で、最後は「こうした事件を回避するためには?」みたいなアンケート。これもいろんな回答が書いてあるなかの、1行だけにサラっとスポットをあてて、あたかもそれを「多数の意見がここに集約されてました」と言わんばかりにナレーションを入れる。「そう、家族なのです」。ってさぁ、どういう流れで「家族なのです」になるわけ?

結局、テレビ局側としては

  • 事件の原因は、不満や不遇な状況に耐えられない弱い人間や、人を内向的にさせる新しいもの(ゲームとか)にある。そういう人間は周囲から疎まれて当然。
  • 人を傷つけよう、殺してしまおうなんて考える人間は世の中では少数派。
  • こうした問題を解決するには、家族の絆しか無い。

という路線にどうしても落ち着けたいようだ。それも、ここ10年のこうした事件をまとめて「そういうもの」とひとくくりにしたいらしい。そんな単純な話じゃないだろうに。


考えることをやめている人たちはテレビの言うことを素直に聞き、子供達に「こんなことをする人間は理解を超えた異常者。」と説き、その異常者の候補に不幸にもなりそうな子供達が救いを求める先を1つ潰すんだろうね。だって相談しても理解してもらえなさそうな人に、自分のギリギリの状態を打ち明けるなんて、まだ理性が残っている人にはなかなか出来ないこと。で、周囲がテレビの意見に染まりきった中で、孤立して助けを求められないまま次の暴走者が出ると。

秋葉原の事件を見たあと、テレビを見ながら妻に「次は九州か大阪で模倣犯が出るんじゃない?」と予想を話していたら...それっぽいことがちらちらと起きてるみたい。

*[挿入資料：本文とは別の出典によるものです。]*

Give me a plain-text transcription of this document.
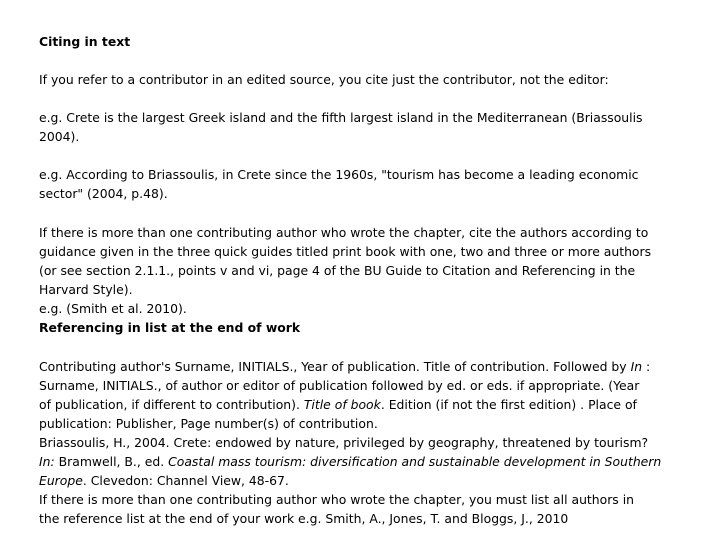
Citing in text
If you refer to a contributor in an edited source, you cite just the contributor, not the editor:
e.g. Crete is the largest Greek island and the fifth largest island in the Mediterranean (Briassoulis
2004).
e.g. According to Briassoulis, in Crete since the 1960s, "tourism has become a leading economic
sector" (2004, p.48).
If there is more than one contributing author who wrote the chapter, cite the authors according to
guidance given in the three quick guides titled print book with one, two and three or more authors
(or see section 2.1.1., points v and vi, page 4 of the BU Guide to Citation and Referencing in the
Harvard Style).
e.g. (Smith et al. 2010).
Referencing in list at the end of work
Contributing author's Surname, INITIALS., Year of publication. Title of contribution. Followed by In :
Surname, INITIALS., of author or editor of publication followed by ed. or eds. if appropriate. (Year
of publication, if different to contribution). Title of book. Edition (if not the first edition) . Place of
publication: Publisher, Page number(s) of contribution.
Briassoulis, H., 2004. Crete: endowed by nature, privileged by geography, threatened by tourism?
In: Bramwell, B., ed. Coastal mass tourism: diversification and sustainable development in Southern
Europe. Clevedon: Channel View, 48-67.
If there is more than one contributing author who wrote the chapter, you must list all authors in
the reference list at the end of your work e.g. Smith, A., Jones, T. and Bloggs, J., 2010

候補生は実際に一定の割合で居るんだって。そんなにレアじゃなく、それこそそこら中に。テレビの人たちは「信じられません。こんなことをするなんて」とか言って目をつぶるけど、実際に存在しているものに目を向けないで、何が解説だ、なにが報道だと。もう少し現実はそのまま受け止めた上で、その上段をいくような高度な議論や報道、解説を望みたい。テレビ局ごときが世論を操作するんじゃない。また、こんなのに操作されちゃダメ!>All。